Georgetown’s Counseling and Psychiatric Services (CAPS) announced a new resource, HoyaWell, in an effort to address the community’s mental health needs amid the ongoing COVID-19 pandemic. Some mental health advocates, however, say gaps remain that the university must address as it faces another semester of virtual learning.
Since March 29 of last year, students have been largely cut off from on-campus mental health resources while spread across the globe. Clinician licensing requirements vary by state, so CAPS staff members were unable to provide care outside of the states in which they are licensed. While some states made temporary provisions for medical professionals, these short-term solutions ceased by the end of the fall 2020 semester.
A GUSA survey last semester revealed 96 percent of student respondents demonstrated an increased desire to seek professional mental health services. Increased demand coincided with a lack of access, and 36.7 percent of respondents said COVID-19 significantly negatively impacted their ability to seek psychological and emotional help.
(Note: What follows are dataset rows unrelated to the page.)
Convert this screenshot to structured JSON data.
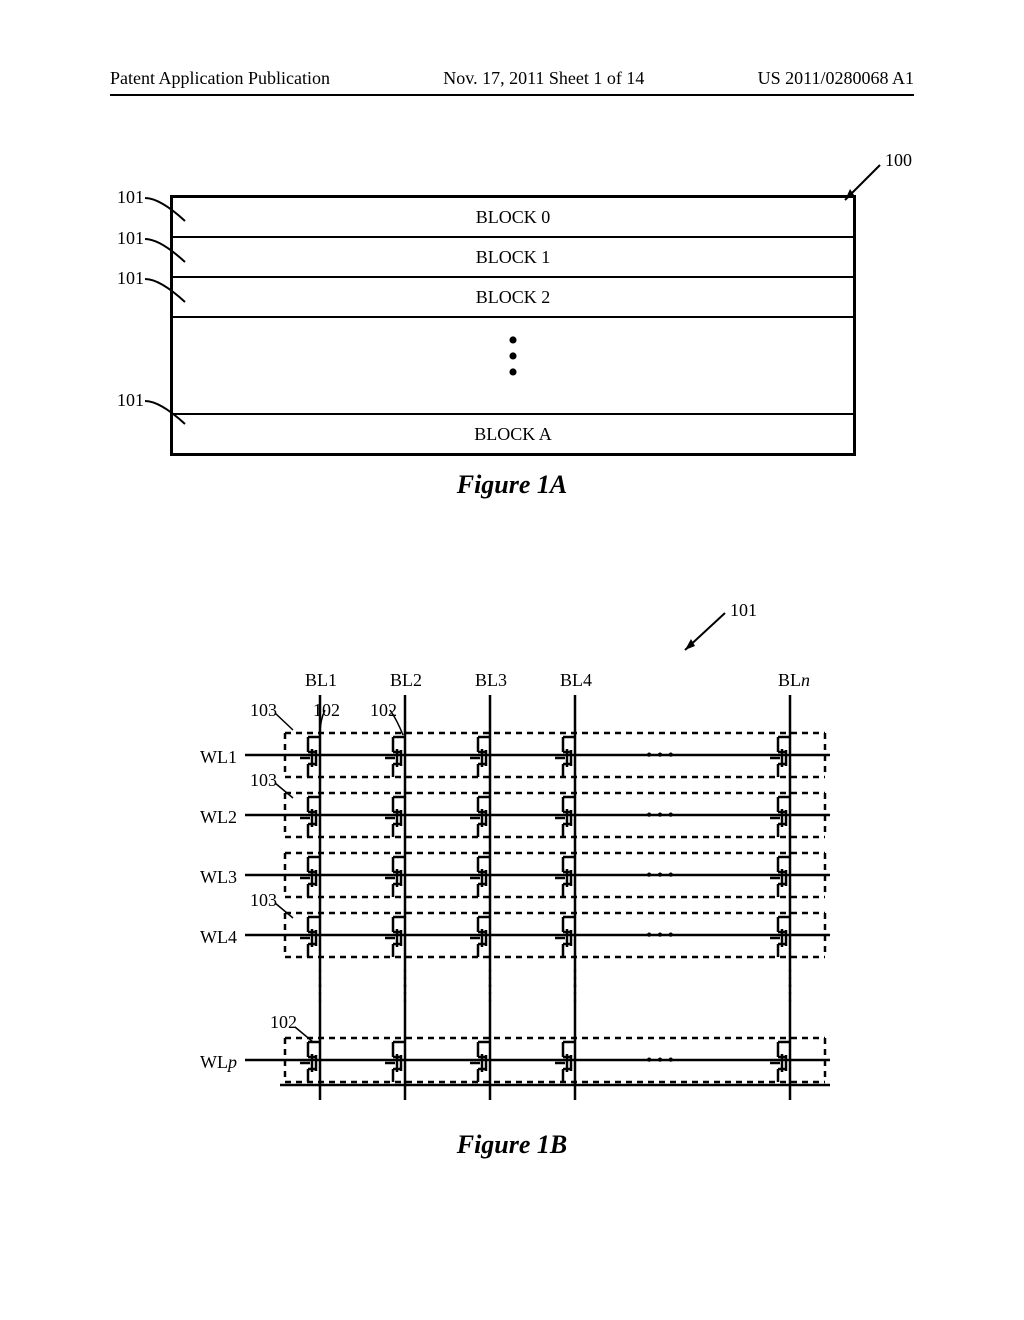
{
  "header": {
    "left": "Patent Application Publication",
    "center": "Nov. 17, 2011  Sheet 1 of 14",
    "right": "US 2011/0280068 A1"
  },
  "fig1a": {
    "ref_100": "100",
    "ref_101": "101",
    "blocks": [
      "BLOCK 0",
      "BLOCK 1",
      "BLOCK 2",
      "BLOCK A"
    ],
    "caption": "Figure 1A"
  },
  "fig1b": {
    "ref_101": "101",
    "ref_102": "102",
    "ref_103": "103",
    "bl_labels": [
      "BL1",
      "BL2",
      "BL3",
      "BL4",
      "BLn"
    ],
    "wl_labels": [
      "WL1",
      "WL2",
      "WL3",
      "WL4",
      "WLp"
    ],
    "italic_n": "n",
    "italic_p": "p",
    "caption": "Figure 1B",
    "bl_x": [
      150,
      235,
      320,
      405,
      620
    ],
    "wl_y": [
      115,
      175,
      235,
      295,
      420
    ],
    "line_color": "#000000",
    "stroke_width": 2.5,
    "dash": "6,5"
  }
}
In response, the HoyaWell platform aims to provide around-the-clock telehealth services to students on a larger scale through video or call virtual sessions.
“These services are meant to support our students either for mental health issues, or if a student wants to check in more regularly to promote their emotional wellness. No issue is too big or too small,” a university spokesperson wrote in an email to the Voice.
In partnership with TimelyMD, the platform offers immediate access in critical circumstances, regular counseling visits, and psychiatry consultations to all Georgetown students in degree-conferring programs within the United States.
While HoyaWell alleviates the issue of regional licensing, it does not provide greater accessibility to international students and suffers similar shortfalls to the on-campus CAPS care model.
The first 12 sessions of scheduled counseling through HoyaWell are free, but each subsequent visit costs $79, potentially posing an insurmountable barrier to the most financially vulnerable Georgetown students.
“We’re glad at least that the first 12 sessions are free, but we do need other options,” GUSA mental health policy chair Sonya Hu (COL’22) said. Students may apply for a stipend from the student mental health fund, though it too is a stopgap measure, and the future of the fund itself is not assured. Hu also raised a continuity issue, adding, “The biggest problem with any college-oriented therapy program is that it’s intended to end when you graduate, which is really difficult for students because finding a therapist is challenging.”
An additional area students hope to address is the lack of clinicians of color and those with a range of gender identities and sexual orientations. Following the Black Survivors Coalition’s call for more suitable mental health services, the university worked out contracts with mental health providers who specialize in serving marginalized communities, including LGBTQ+ students and students of color.
While sessions with the BSC-negotiated mental health providers are free of charge and mark a step forward in mental health care, the counselors are largely within D.C. and not widely available to the student body under licensing laws. These services are also set to expire at the end of the 2020-2021 academic year.
As the university continues to adapt its services to better care for students in a virtual environment, there services that would provide benefit even as the community returns to campus. Hu said, “I certainly hope we keep HoyaWell as a mental health service once we go back in-person, and also continue looking for other ways to expand our mental health resources.”